Il Signore ha chiamato a sé il nostro caro don Arnaldo nei giorni dell’Ottava di Natale, i giorni in cui la liturgia ci invita a contemplare il mistero di Dio fatto uomo. Colgo in questa circostanza un invito a guardare la sua morte alla luce dell’incarnazione del Figlio di Dio.
Mandando nel mondo il suo Figlio, Dio si è fatto uomo perché l’uomo potesse diventare Dio: come ripetiamo spesso in un canto molto usato nel periodo natalizio «Dio si è fatto come noi per farci come lui». Giovanni, nel brano della sua prima lettera, proclamato nella seconda lettura, esprime tutto il suo stupore di fronte a questa verità: «Quale grande amore ci ha dato il Padre per essere chiamati figli di Dio e lo siamo realmente». Essere figli di Dio però ha delle conseguenze anche sulla nostra sorte ultima: «Noi fin d’ora siamo figli di Dio, ma ciò che saremo non è stato ancora rivelato. Sappiamo però che quando egli si sarà manifestato noi saremo simili a lui, perché lo vedremo così come egli è».
Nella prospettiva della fede la morte è allora una nuova nascita, un passaggio oltre il quale diventa possibile per il credente vedere il volto di Dio e vivere nell’unione con lui.
Don Arnaldo si era preparato a questo passaggio: in particolare negli ultimi mesi vedendo che la situazione della sua salute era sempre più precaria si è preoccupato di disporre delle sue cose e a chi gli ha fatto visita durante la degenza in ospedale nelle ultime settimane ha detto di essere pronto anche per l’ultimo definitivo passaggio. Del resto chi lo ha conosciuto sa che era un uomo forte e determinato. Un suo parrocchiano lo ha descritto come una personalità «essenziale, schiva, quasi rude a volte, da imparare a prendere ma al contempo determinato a non mettere al centro se stesso ma Dio, la sua parola e il servizio alla Chiesa». Anch’io posso dare testimonianza di questo: l’ho incontrato la prima volta in un contesto molto difficile per lui e anche per me e ho dovuto prendere nei suoi confronti una posizione molto decisa. Ciononostante lui ha capito le mie preoccupazioni e in seguito ha cercato di recuperare il rapporto e mi ha manifestato stima e amicizia, rivelandosi come un uomo, un prete, con un carattere forte e a volte spigoloso, ma capace anche di ritornare sui suoi passi e di ricucire le relazioni.

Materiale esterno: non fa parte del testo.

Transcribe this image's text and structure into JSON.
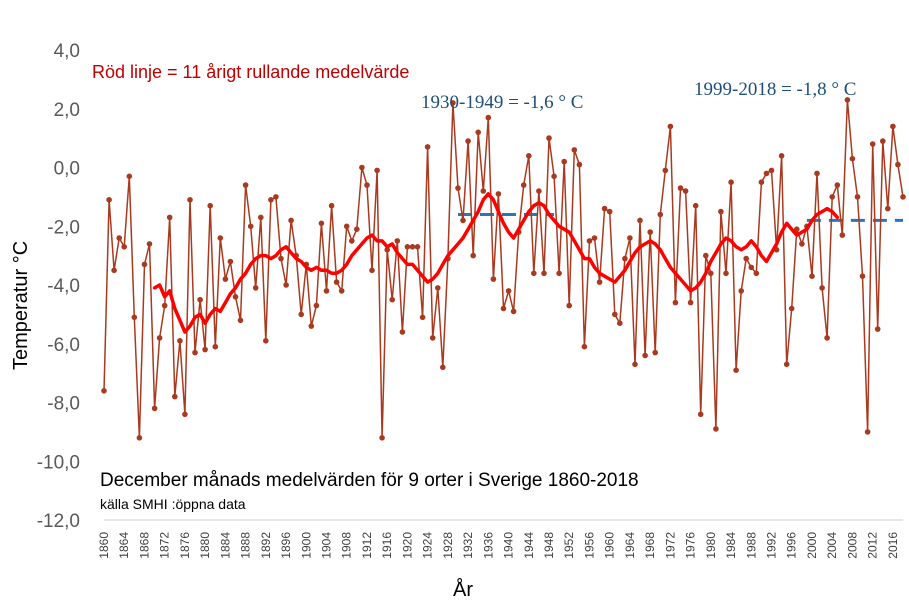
{
  "chart_data": {
    "type": "line",
    "title": "December månads medelvärden för 9 orter i Sverige 1860-2018",
    "subtitle": "källa SMHI :öppna data",
    "xlabel": "År",
    "ylabel": "Temperatur °C",
    "ylim": [
      -12,
      4
    ],
    "yticks": [
      "4,0",
      "2,0",
      "0,0",
      "-2,0",
      "-4,0",
      "-6,0",
      "-8,0",
      "-10,0",
      "-12,0"
    ],
    "xtick_labels": [
      "1860",
      "1864",
      "1868",
      "1872",
      "1876",
      "1880",
      "1884",
      "1888",
      "1892",
      "1896",
      "1900",
      "1904",
      "1908",
      "1912",
      "1916",
      "1920",
      "1924",
      "1928",
      "1932",
      "1936",
      "1940",
      "1944",
      "1948",
      "1952",
      "1956",
      "1960",
      "1964",
      "1968",
      "1972",
      "1976",
      "1980",
      "1984",
      "1988",
      "1992",
      "1996",
      "2000",
      "2004",
      "2008",
      "2012",
      "2016"
    ],
    "grid": false,
    "colors": {
      "series": "#a93a1f",
      "rolling": "#ff0000",
      "period": "#2e75b6",
      "annotation_red": "#c00000",
      "annotation_blue": "#1f4e79"
    },
    "annotations": {
      "rolling_note": "Röd linje = 11 årigt rullande medelvärde",
      "period_1": "1930-1949 = -1,6 ° C",
      "period_2": "1999-2018 = -1,8 ° C"
    },
    "series": [
      {
        "name": "December medelvärde",
        "x_start": 1860,
        "values": [
          -7.6,
          -1.1,
          -3.5,
          -2.4,
          -2.7,
          -0.3,
          -5.1,
          -9.2,
          -3.3,
          -2.6,
          -8.2,
          -5.8,
          -4.7,
          -1.7,
          -7.8,
          -5.9,
          -8.4,
          -1.1,
          -6.3,
          -4.5,
          -6.2,
          -1.3,
          -6.1,
          -2.4,
          -3.8,
          -3.2,
          -4.4,
          -5.2,
          -0.6,
          -2.0,
          -4.1,
          -1.7,
          -5.9,
          -1.1,
          -1.0,
          -3.1,
          -4.0,
          -1.8,
          -3.0,
          -5.0,
          -3.3,
          -5.4,
          -4.7,
          -1.9,
          -4.2,
          -1.3,
          -3.9,
          -4.2,
          -2.0,
          -2.5,
          -2.1,
          0.0,
          -0.6,
          -3.5,
          -0.1,
          -9.2,
          -2.8,
          -4.5,
          -2.5,
          -5.6,
          -2.7,
          -2.7,
          -2.7,
          -5.1,
          0.7,
          -5.8,
          -4.1,
          -6.8,
          -3.1,
          2.2,
          -0.7,
          -1.8,
          0.9,
          -3.0,
          1.2,
          -0.8,
          1.7,
          -3.8,
          -0.9,
          -4.8,
          -4.2,
          -4.9,
          -2.2,
          -0.6,
          0.4,
          -3.6,
          -0.8,
          -3.6,
          1.0,
          -0.3,
          -3.6,
          0.2,
          -4.7,
          0.6,
          0.1,
          -6.1,
          -2.5,
          -2.4,
          -3.9,
          -1.4,
          -1.5,
          -5.0,
          -5.3,
          -3.1,
          -2.4,
          -6.7,
          -1.8,
          -6.4,
          -2.2,
          -6.3,
          -1.6,
          -0.1,
          1.4,
          -4.6,
          -0.7,
          -0.8,
          -4.6,
          -1.3,
          -8.4,
          -3.0,
          -3.6,
          -8.9,
          -1.5,
          -3.6,
          -0.5,
          -6.9,
          -4.2,
          -3.1,
          -3.4,
          -3.6,
          -0.5,
          -0.2,
          -0.1,
          -2.8,
          0.4,
          -6.7,
          -4.8,
          -2.1,
          -2.6,
          -2.0,
          -3.7,
          -0.2,
          -4.1,
          -5.8,
          -1.0,
          -0.6,
          -2.3,
          2.3,
          0.3,
          -1.0,
          -3.7,
          -9.0,
          0.8,
          -5.5,
          0.9,
          -1.4,
          1.4,
          0.1,
          -1.0
        ]
      },
      {
        "name": "11 årigt rullande medelvärde",
        "x_start": 1870,
        "values": [
          -4.1,
          -4.0,
          -4.4,
          -4.2,
          -4.8,
          -5.2,
          -5.6,
          -5.4,
          -5.1,
          -5.0,
          -5.3,
          -5.0,
          -4.8,
          -4.9,
          -4.6,
          -4.3,
          -4.1,
          -3.8,
          -3.6,
          -3.3,
          -3.1,
          -3.0,
          -3.0,
          -3.1,
          -3.0,
          -2.8,
          -2.7,
          -2.9,
          -3.1,
          -3.2,
          -3.4,
          -3.5,
          -3.4,
          -3.5,
          -3.5,
          -3.6,
          -3.6,
          -3.5,
          -3.3,
          -3.0,
          -2.8,
          -2.6,
          -2.4,
          -2.3,
          -2.5,
          -2.5,
          -2.7,
          -2.6,
          -2.9,
          -3.1,
          -3.3,
          -3.3,
          -3.5,
          -3.7,
          -3.9,
          -3.8,
          -3.6,
          -3.3,
          -3.0,
          -2.8,
          -2.6,
          -2.4,
          -2.1,
          -1.8,
          -1.5,
          -1.1,
          -0.9,
          -1.1,
          -1.5,
          -1.9,
          -2.2,
          -2.4,
          -2.1,
          -1.8,
          -1.5,
          -1.3,
          -1.2,
          -1.3,
          -1.6,
          -1.8,
          -2.0,
          -2.1,
          -2.2,
          -2.5,
          -2.8,
          -3.1,
          -3.1,
          -3.4,
          -3.6,
          -3.7,
          -3.8,
          -3.9,
          -3.7,
          -3.5,
          -3.2,
          -2.9,
          -2.7,
          -2.6,
          -2.5,
          -2.6,
          -2.8,
          -3.1,
          -3.4,
          -3.6,
          -3.8,
          -4.0,
          -4.2,
          -4.1,
          -3.9,
          -3.6,
          -3.2,
          -2.9,
          -2.6,
          -2.4,
          -2.5,
          -2.7,
          -2.8,
          -2.7,
          -2.5,
          -2.7,
          -3.0,
          -3.2,
          -2.9,
          -2.6,
          -2.2,
          -1.9,
          -2.1,
          -2.3,
          -2.2,
          -2.1,
          -1.8,
          -1.6,
          -1.5,
          -1.4,
          -1.5,
          -1.7
        ]
      }
    ],
    "period_means": [
      {
        "start": 1930,
        "end": 1949,
        "value": -1.6
      },
      {
        "start": 1999,
        "end": 2018,
        "value": -1.8
      }
    ]
  }
}
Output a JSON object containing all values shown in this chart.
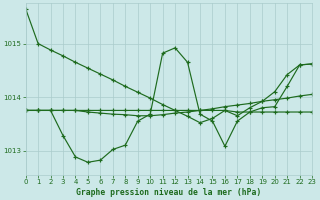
{
  "bg_color": "#cce8e8",
  "grid_color": "#aacccc",
  "line_color": "#1e6b1e",
  "xlabel": "Graphe pression niveau de la mer (hPa)",
  "xlim": [
    0,
    23
  ],
  "ylim": [
    1012.55,
    1015.75
  ],
  "yticks": [
    1013,
    1014,
    1015
  ],
  "xticks": [
    0,
    1,
    2,
    3,
    4,
    5,
    6,
    7,
    8,
    9,
    10,
    11,
    12,
    13,
    14,
    15,
    16,
    17,
    18,
    19,
    20,
    21,
    22,
    23
  ],
  "s1": [
    1015.65,
    1015.0,
    1014.88,
    1014.77,
    1014.65,
    1014.54,
    1014.43,
    1014.32,
    1014.2,
    1014.09,
    1013.98,
    1013.86,
    1013.75,
    1013.64,
    1013.52,
    1013.6,
    1013.75,
    1013.65,
    1013.8,
    1013.92,
    1014.1,
    1014.42,
    1014.6,
    1014.62
  ],
  "s2": [
    1013.75,
    1013.75,
    1013.75,
    1013.28,
    1012.88,
    1012.78,
    1012.82,
    1013.02,
    1013.1,
    1013.55,
    1013.68,
    1014.82,
    1014.92,
    1014.65,
    1013.68,
    1013.55,
    1013.08,
    1013.55,
    1013.72,
    1013.8,
    1013.82,
    1014.2,
    1014.6,
    1014.62
  ],
  "s3": [
    1013.75,
    1013.75,
    1013.75,
    1013.75,
    1013.75,
    1013.72,
    1013.7,
    1013.68,
    1013.67,
    1013.65,
    1013.65,
    1013.67,
    1013.7,
    1013.72,
    1013.75,
    1013.78,
    1013.82,
    1013.85,
    1013.88,
    1013.92,
    1013.95,
    1013.98,
    1014.02,
    1014.05
  ],
  "s4": [
    1013.75,
    1013.75,
    1013.75,
    1013.75,
    1013.75,
    1013.75,
    1013.75,
    1013.75,
    1013.75,
    1013.75,
    1013.75,
    1013.75,
    1013.75,
    1013.75,
    1013.75,
    1013.75,
    1013.75,
    1013.72,
    1013.72,
    1013.72,
    1013.72,
    1013.72,
    1013.72,
    1013.72
  ]
}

Don Arnaldo era nato a Ceregnano il 3 marzo 1932 e da giovane aveva frequentato lo studentato dei frati minori conventuali. Dopo la professione religiosa era stato ordinato sacerdote a Padova nella Chiesa dell’Arcella il 2 ottobre 1960. Prestò servizio in varie comunità dell’Ordine a Verona, a Padova e a Mestre. Nel 1978 chiese ai superiori di poter fare un’esperienza nel clero della nostra Diocesi e successivamente ottenne il permesso di lasciare l’Ordine dei frati minori conventuali per diventare sacerdote diocesano. Nella nostra Diocesi fu dapprima parroco di Paolino dal 1979 al 1985. In data 1° gennaio 1986 fu nominato parroco di San Pio X, dove rimase fino all’ottobre del 2010 quando rinunciò all’ufficio per motivo dell’età. Da quanto intuisco il periodo trascorso a San Pio X è stato l’esperienza più significativa della sua vita di prete, coincidendo anche con il tempo della sua maturità. Negli anni successivi continuò a prestare il suo ministero collaborando nelle parrocchie cittadine di San Francesco e del Duomo.

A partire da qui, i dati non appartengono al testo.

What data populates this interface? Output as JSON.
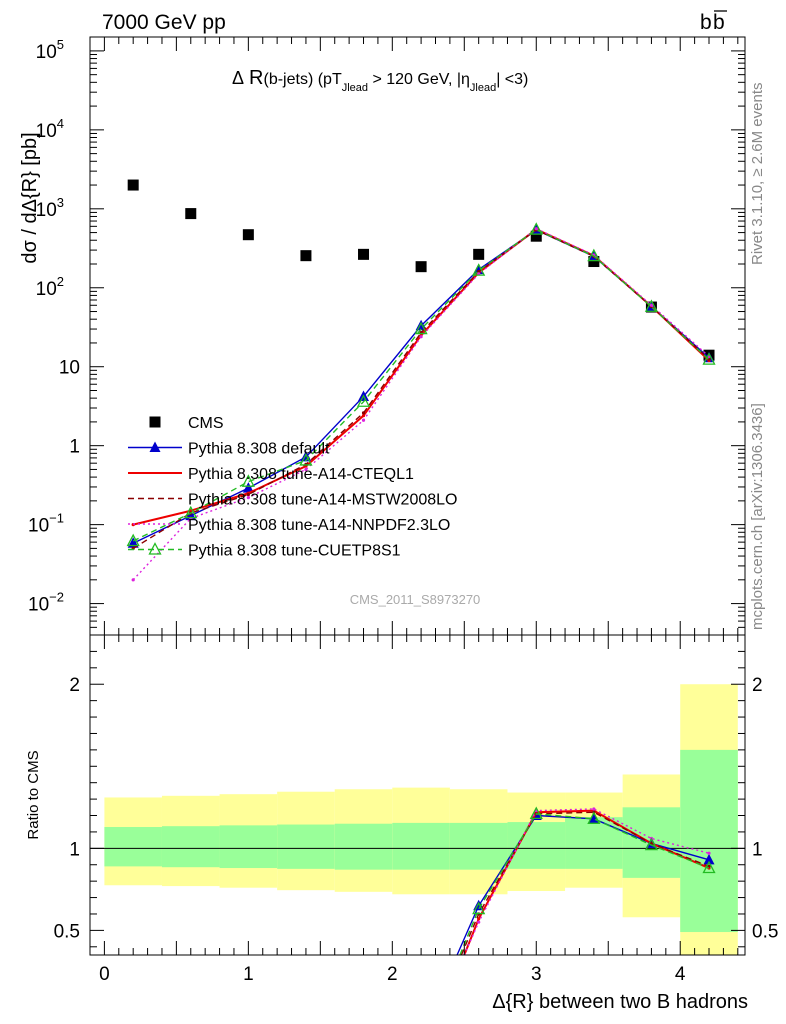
{
  "header": {
    "left": "7000 GeV pp",
    "right_base": "b",
    "right_bar": "b"
  },
  "side_labels": {
    "rivet": "Rivet 3.1.10, ≥ 2.6M events",
    "mcplots": "mcplots.cern.ch [arXiv:1306.3436]"
  },
  "chart_data": [
    {
      "panel": "main",
      "type": "scatter",
      "title": "Δ R(b-jets) (pT_Jlead > 120 GeV, |η_Jlead| <3)",
      "title_parts": {
        "delta": "Δ",
        "r": "R",
        "paren": "(b-jets) (pT",
        "sub1": "Jlead",
        "gt": " >  120 GeV, |η",
        "sub2": "Jlead",
        "end": "| <3)"
      },
      "ylabel": "dσ / dΔ{R} [pb]",
      "yscale": "log",
      "ylim": [
        0.004,
        150000
      ],
      "xlim": [
        -0.1,
        4.45
      ],
      "watermark": "CMS_2011_S8973270",
      "legend_placement": "lower-left",
      "x": [
        0.2,
        0.6,
        1.0,
        1.4,
        1.8,
        2.2,
        2.6,
        3.0,
        3.4,
        3.8,
        4.2
      ],
      "series": [
        {
          "name": "CMS",
          "color": "#000000",
          "marker": "square",
          "values": [
            2000,
            870,
            470,
            255,
            265,
            185,
            265,
            450,
            215,
            57,
            14
          ]
        },
        {
          "name": "Pythia 8.308 default",
          "color": "#0000cc",
          "marker": "triangle-filled",
          "line": "solid",
          "values": [
            0.058,
            0.13,
            0.29,
            0.72,
            4.2,
            33,
            170,
            540,
            250,
            58,
            13
          ]
        },
        {
          "name": "Pythia 8.308 tune-A14-CTEQL1",
          "color": "#ee0000",
          "marker": "none",
          "line": "solid",
          "values": [
            0.1,
            0.15,
            0.25,
            0.55,
            2.4,
            25,
            155,
            550,
            255,
            58,
            12
          ]
        },
        {
          "name": "Pythia 8.308 tune-A14-MSTW2008LO",
          "color": "#8b0000",
          "marker": "none",
          "line": "dashed",
          "values": [
            0.05,
            0.14,
            0.24,
            0.58,
            2.6,
            27,
            160,
            540,
            250,
            58,
            12.5
          ]
        },
        {
          "name": "Pythia 8.308 tune-A14-NNPDF2.3LO",
          "color": "#dd22dd",
          "marker": "none",
          "line": "dotted",
          "values": [
            0.02,
            0.12,
            0.22,
            0.5,
            2.1,
            24,
            150,
            560,
            260,
            60,
            13.5
          ]
        },
        {
          "name": "Pythia 8.308 tune-CUETP8S1",
          "color": "#22bb22",
          "marker": "triangle-open",
          "line": "dashed",
          "values": [
            0.062,
            0.14,
            0.35,
            0.65,
            3.6,
            30,
            165,
            545,
            252,
            57.5,
            12.3
          ]
        }
      ]
    },
    {
      "panel": "ratio",
      "type": "line",
      "ylabel": "Ratio to CMS",
      "xlabel": "Δ{R} between two B hadrons",
      "ylim": [
        0.35,
        2.3
      ],
      "xlim": [
        -0.1,
        4.45
      ],
      "x_ticks": [
        0,
        1,
        2,
        3,
        4
      ],
      "y_ticks": [
        0.5,
        1,
        2
      ],
      "bands": {
        "edges": [
          0.0,
          0.4,
          0.8,
          1.2,
          1.6,
          2.0,
          2.4,
          2.8,
          3.2,
          3.6,
          4.0,
          4.4
        ],
        "inner_lo": [
          0.89,
          0.885,
          0.88,
          0.875,
          0.87,
          0.87,
          0.87,
          0.875,
          0.875,
          0.82,
          0.49
        ],
        "inner_hi": [
          1.13,
          1.135,
          1.14,
          1.145,
          1.15,
          1.155,
          1.155,
          1.16,
          1.19,
          1.25,
          1.6
        ],
        "outer_lo": [
          0.775,
          0.77,
          0.76,
          0.745,
          0.735,
          0.72,
          0.72,
          0.74,
          0.76,
          0.58,
          0.33
        ],
        "outer_hi": [
          1.31,
          1.32,
          1.33,
          1.345,
          1.36,
          1.37,
          1.36,
          1.34,
          1.34,
          1.45,
          2.0
        ],
        "inner_color": "#99ff99",
        "outer_color": "#ffff99"
      },
      "series": [
        {
          "name": "Pythia 8.308 default",
          "x": [
            2.45,
            2.6,
            3.0,
            3.4,
            3.8,
            4.2
          ],
          "values": [
            0.34,
            0.65,
            1.2,
            1.18,
            1.03,
            0.93
          ]
        },
        {
          "name": "Pythia 8.308 tune-A14-CTEQL1",
          "x": [
            2.5,
            2.6,
            3.0,
            3.4,
            3.8,
            4.2
          ],
          "values": [
            0.34,
            0.57,
            1.22,
            1.23,
            1.03,
            0.88
          ]
        },
        {
          "name": "Pythia 8.308 tune-A14-MSTW2008LO",
          "x": [
            2.48,
            2.6,
            3.0,
            3.4,
            3.8,
            4.2
          ],
          "values": [
            0.34,
            0.6,
            1.21,
            1.22,
            1.03,
            0.89
          ]
        },
        {
          "name": "Pythia 8.308 tune-A14-NNPDF2.3LO",
          "x": [
            2.5,
            2.6,
            3.0,
            3.4,
            3.8,
            4.2
          ],
          "values": [
            0.34,
            0.55,
            1.23,
            1.24,
            1.06,
            0.97
          ]
        },
        {
          "name": "Pythia 8.308 tune-CUETP8S1",
          "x": [
            2.47,
            2.6,
            3.0,
            3.4,
            3.8,
            4.2
          ],
          "values": [
            0.34,
            0.63,
            1.21,
            1.18,
            1.02,
            0.88
          ]
        }
      ],
      "reference_line": 1
    }
  ]
}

Affidiamo ora al Signore la vita di questo nostro fratello, che per più di 60 anni ha servito la Chiesa come sacerdote: il bene che ha fatto gli ottenga il perdono per le fragilità e i limiti che possono aver segnato la sua azione. Ora per lui è venuta l’ora di udire la voce del Figlio di Dio che chiama ad una risurrezione di vita i suoi servi buoni e fedeli. Conserviamo nel cuore gli insegnamenti e gli esempi che ci ha lasciato facendone tesoro per il cammino che ancora ci attende.